FPI / November 27, 2019
Many voters who left the GOP in the 2018 midterms are returning to the fold for 2020, a new poll published by The New York Times found.
The reason — President Donald Trump.
The New York Times Upshot/Siena College survey “found that many of those who left the GOP last year are returning to Trump because they feel good about the economy,” columnist Paul Bedard wrote for the Washington Examiner on Nov. 26.
In its report on the survey, the NY Times cited voters who said they support Trump’s re-election and who voted for Hillary Clinton in 2016.
“7 percent of those who supported Mrs. Clinton in 2016 said they now approved of the president’s performance — despite his personality and his Twitter account, many said,” according to the Times.

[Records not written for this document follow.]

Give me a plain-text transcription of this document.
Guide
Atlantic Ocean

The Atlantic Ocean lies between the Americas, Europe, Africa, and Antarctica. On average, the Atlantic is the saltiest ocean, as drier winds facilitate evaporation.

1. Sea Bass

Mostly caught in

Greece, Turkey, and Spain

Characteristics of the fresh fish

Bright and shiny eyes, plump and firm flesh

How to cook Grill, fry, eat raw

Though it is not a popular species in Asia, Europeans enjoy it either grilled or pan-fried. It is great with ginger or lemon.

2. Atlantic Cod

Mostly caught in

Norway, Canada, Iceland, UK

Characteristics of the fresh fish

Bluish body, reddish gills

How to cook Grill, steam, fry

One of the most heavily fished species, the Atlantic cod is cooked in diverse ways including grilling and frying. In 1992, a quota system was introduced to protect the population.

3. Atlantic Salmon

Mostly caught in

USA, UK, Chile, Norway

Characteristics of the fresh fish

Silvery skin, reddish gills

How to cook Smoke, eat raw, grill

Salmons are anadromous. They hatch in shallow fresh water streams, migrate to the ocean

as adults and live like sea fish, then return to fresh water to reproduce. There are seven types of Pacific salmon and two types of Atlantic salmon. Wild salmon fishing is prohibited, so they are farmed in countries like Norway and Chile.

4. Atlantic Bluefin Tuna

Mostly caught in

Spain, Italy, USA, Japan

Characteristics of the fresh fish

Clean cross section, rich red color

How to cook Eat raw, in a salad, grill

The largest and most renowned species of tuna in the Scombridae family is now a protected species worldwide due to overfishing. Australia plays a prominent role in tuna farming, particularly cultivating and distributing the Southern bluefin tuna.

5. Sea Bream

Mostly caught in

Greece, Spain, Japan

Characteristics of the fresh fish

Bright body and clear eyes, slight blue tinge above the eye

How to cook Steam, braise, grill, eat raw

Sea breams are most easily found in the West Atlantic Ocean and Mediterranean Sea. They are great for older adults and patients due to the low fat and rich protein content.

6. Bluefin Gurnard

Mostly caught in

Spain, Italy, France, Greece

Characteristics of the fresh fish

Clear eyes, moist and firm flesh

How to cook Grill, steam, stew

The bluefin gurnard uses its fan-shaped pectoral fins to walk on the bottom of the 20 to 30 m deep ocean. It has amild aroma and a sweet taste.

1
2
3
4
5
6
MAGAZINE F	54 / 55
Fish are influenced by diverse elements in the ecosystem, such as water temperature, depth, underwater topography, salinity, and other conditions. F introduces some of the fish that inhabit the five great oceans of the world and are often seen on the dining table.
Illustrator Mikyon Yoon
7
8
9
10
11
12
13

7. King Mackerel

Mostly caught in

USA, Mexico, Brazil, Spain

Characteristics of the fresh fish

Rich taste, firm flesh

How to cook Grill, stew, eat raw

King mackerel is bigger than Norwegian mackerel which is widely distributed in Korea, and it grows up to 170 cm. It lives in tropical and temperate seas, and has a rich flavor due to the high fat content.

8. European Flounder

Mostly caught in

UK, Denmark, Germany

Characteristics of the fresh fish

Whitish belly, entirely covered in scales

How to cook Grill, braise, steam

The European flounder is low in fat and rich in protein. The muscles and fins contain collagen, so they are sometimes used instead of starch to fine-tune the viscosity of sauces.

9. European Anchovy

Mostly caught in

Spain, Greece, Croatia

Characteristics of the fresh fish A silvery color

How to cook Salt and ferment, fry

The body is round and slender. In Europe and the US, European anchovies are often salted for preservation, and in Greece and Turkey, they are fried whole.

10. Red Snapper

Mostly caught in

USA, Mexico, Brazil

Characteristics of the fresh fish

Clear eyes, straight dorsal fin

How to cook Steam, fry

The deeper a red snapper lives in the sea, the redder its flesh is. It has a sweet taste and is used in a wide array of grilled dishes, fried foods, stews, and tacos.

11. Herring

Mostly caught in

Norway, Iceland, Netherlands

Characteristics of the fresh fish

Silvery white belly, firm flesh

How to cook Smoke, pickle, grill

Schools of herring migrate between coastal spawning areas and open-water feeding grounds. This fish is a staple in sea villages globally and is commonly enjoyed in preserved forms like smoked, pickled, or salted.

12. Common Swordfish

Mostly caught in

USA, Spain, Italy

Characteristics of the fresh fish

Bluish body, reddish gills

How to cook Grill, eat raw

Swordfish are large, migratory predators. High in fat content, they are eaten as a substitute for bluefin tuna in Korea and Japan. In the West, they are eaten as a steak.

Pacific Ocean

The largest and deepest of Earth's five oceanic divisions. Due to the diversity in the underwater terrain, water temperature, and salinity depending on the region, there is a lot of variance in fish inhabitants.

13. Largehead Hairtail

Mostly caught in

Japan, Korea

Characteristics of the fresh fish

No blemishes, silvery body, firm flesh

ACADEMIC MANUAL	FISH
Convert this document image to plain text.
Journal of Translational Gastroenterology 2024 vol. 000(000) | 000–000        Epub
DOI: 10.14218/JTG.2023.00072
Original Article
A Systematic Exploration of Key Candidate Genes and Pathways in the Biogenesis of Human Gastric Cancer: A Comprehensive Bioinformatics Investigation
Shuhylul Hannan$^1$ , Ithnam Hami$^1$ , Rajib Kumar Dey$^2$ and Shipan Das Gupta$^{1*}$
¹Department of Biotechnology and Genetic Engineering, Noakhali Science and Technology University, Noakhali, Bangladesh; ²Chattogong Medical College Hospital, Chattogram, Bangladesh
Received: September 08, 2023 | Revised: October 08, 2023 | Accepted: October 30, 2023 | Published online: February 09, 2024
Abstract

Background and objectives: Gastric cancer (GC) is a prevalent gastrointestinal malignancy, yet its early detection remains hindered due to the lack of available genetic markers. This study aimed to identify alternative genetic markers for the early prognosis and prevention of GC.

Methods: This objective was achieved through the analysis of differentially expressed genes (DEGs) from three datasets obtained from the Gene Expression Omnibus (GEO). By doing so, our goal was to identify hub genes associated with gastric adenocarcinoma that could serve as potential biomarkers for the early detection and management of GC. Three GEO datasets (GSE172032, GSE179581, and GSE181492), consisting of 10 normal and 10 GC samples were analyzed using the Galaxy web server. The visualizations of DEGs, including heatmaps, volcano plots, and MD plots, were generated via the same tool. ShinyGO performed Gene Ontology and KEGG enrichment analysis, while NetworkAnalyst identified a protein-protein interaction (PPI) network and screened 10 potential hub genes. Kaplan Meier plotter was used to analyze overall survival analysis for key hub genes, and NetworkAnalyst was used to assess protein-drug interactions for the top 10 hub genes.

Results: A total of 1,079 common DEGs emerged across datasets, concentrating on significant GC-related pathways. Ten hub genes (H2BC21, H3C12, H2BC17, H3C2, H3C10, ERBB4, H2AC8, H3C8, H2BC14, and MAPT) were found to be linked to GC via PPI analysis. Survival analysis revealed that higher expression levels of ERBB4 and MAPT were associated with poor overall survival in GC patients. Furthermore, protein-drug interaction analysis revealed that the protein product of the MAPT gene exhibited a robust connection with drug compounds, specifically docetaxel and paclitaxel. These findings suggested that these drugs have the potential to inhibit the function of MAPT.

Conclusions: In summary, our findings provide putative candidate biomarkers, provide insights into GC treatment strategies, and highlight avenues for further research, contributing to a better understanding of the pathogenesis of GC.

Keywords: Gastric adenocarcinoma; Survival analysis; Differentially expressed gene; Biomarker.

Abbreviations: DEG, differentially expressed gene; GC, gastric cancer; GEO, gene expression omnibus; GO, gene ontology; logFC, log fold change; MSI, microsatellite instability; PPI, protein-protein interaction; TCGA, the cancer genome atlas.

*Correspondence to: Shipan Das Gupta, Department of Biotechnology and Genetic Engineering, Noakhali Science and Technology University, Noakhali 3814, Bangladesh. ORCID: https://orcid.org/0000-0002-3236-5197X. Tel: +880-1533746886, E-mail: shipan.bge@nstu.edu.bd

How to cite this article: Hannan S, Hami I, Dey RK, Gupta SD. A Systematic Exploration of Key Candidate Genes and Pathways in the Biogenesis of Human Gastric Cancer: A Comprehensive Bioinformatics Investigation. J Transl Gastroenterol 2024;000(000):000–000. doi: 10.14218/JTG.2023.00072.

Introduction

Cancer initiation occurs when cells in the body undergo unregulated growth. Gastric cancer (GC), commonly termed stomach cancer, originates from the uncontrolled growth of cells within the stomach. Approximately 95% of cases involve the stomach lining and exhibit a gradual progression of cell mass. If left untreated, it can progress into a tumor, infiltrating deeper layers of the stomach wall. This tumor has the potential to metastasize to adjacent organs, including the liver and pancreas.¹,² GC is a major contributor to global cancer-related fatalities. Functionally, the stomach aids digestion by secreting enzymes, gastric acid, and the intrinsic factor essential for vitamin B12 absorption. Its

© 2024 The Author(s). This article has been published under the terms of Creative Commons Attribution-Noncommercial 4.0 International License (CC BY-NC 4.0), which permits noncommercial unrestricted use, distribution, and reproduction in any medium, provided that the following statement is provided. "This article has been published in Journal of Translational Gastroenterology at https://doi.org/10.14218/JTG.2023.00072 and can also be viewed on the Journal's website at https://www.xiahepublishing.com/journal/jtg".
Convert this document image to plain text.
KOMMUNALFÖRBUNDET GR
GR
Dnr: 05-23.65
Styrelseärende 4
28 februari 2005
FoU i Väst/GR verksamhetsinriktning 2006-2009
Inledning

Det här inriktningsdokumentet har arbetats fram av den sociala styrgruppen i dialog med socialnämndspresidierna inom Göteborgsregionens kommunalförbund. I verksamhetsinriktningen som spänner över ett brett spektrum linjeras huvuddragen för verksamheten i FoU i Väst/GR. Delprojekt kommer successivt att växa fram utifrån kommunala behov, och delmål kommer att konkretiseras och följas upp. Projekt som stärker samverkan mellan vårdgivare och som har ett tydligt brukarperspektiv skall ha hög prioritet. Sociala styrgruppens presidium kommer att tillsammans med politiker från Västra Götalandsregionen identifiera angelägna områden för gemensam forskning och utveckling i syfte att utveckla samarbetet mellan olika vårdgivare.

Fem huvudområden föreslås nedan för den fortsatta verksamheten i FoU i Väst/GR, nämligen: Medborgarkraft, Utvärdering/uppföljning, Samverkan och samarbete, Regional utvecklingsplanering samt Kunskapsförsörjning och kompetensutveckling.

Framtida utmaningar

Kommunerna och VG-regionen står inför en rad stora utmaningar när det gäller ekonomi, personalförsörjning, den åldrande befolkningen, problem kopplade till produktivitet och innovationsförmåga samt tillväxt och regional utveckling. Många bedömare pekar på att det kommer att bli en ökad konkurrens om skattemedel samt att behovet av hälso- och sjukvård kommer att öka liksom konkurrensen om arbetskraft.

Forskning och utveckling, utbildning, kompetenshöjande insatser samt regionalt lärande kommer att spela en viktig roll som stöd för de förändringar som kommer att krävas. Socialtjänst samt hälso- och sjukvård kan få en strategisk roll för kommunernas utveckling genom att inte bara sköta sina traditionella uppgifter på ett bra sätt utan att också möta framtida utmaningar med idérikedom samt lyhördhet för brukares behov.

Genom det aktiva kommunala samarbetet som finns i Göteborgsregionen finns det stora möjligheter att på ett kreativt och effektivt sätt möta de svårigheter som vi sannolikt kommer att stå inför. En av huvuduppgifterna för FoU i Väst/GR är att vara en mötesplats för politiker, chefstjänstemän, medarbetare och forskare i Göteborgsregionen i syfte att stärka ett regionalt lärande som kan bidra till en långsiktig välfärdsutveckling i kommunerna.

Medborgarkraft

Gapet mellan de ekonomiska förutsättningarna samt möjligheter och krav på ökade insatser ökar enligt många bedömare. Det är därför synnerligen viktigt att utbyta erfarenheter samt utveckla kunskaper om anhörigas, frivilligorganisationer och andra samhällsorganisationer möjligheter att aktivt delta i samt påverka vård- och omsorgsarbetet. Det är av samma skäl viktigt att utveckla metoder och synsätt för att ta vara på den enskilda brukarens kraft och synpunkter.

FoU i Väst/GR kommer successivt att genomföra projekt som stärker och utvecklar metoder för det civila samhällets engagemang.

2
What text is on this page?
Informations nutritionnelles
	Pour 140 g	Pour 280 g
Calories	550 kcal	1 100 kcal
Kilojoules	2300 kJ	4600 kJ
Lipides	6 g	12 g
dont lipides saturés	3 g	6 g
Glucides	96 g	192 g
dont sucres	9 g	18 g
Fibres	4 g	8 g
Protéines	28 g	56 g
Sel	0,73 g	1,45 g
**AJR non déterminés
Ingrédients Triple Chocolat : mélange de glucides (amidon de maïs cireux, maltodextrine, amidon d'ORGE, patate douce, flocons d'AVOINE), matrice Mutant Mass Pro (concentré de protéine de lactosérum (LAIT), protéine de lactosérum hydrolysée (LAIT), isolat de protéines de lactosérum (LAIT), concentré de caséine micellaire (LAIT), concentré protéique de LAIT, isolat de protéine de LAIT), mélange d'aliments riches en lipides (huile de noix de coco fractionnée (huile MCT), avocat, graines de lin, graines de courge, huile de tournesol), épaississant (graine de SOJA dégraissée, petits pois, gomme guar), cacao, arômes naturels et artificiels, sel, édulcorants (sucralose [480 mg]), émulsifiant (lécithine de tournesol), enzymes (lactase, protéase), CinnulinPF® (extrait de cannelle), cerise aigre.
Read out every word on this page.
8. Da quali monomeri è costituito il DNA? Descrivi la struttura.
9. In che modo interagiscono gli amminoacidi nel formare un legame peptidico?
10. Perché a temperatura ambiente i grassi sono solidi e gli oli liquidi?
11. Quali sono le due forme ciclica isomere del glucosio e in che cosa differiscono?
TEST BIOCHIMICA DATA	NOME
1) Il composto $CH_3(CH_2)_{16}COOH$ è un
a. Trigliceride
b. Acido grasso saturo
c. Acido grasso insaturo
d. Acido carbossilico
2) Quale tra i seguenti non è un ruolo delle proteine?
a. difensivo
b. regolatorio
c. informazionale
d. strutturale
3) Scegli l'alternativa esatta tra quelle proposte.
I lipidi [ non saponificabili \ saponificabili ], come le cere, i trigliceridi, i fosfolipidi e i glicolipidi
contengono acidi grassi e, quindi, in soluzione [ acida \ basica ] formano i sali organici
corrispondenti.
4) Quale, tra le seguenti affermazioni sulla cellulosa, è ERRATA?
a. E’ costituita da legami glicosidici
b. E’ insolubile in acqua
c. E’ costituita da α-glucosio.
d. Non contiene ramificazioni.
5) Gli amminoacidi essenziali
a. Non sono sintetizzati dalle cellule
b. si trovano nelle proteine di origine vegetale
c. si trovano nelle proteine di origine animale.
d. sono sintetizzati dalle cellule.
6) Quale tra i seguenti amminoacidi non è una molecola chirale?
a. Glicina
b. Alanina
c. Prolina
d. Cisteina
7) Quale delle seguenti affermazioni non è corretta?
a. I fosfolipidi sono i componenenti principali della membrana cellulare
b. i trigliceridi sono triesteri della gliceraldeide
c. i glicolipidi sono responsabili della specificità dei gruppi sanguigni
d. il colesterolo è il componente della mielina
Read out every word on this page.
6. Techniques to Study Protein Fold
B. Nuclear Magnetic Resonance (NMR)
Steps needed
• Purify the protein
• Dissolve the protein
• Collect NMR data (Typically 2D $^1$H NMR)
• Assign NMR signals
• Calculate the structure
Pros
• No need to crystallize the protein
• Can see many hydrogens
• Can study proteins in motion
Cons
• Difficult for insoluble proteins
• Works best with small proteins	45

Bedard noted that the reasons many of those quoted in the article gave for choosing Trump over the eventual Democratic nominee “sound like a Trump campaign ad.”
Juli Anna California, a 57-year-old Florida nurse and Clinton supporter in 2016 told the Times that in 2020 she’s going for Trump. “[Trump's] not exactly the person I’d have as my best friend. But he’s a great president. Most politicians just talk about doing things, but Trump does them.”
Matthew Headley, a Michigan general contractor and pizza business owner, echoed what the GOP has been saying about the House impeachment probe. “The harder [Democrats are] going after Trump, the more they’re just alienating people and pushing them away,” he said.
Michael Townsend, 38, a lifelong Democrat and construction worker in Dunmore, Pennsylvania, who voted for Trump in 2016 but then Democrats in 2018 said: “I’ve been in construction 21 years, and the last two years were the best years I’ve ever had.”
The anti-Trump NY Times, of course, had to add a qualifier to the poll, writing: “This group is only a sliver of the electorate — 2 percent of registered voters — and is not representative of all voters. They are overwhelmingly white, 60 percent are male, and two-thirds have no college degree.”
The Times did concede: “But the president’s strength among them helps explain why he is highly competitive in states that Democrats carried just one year ago.”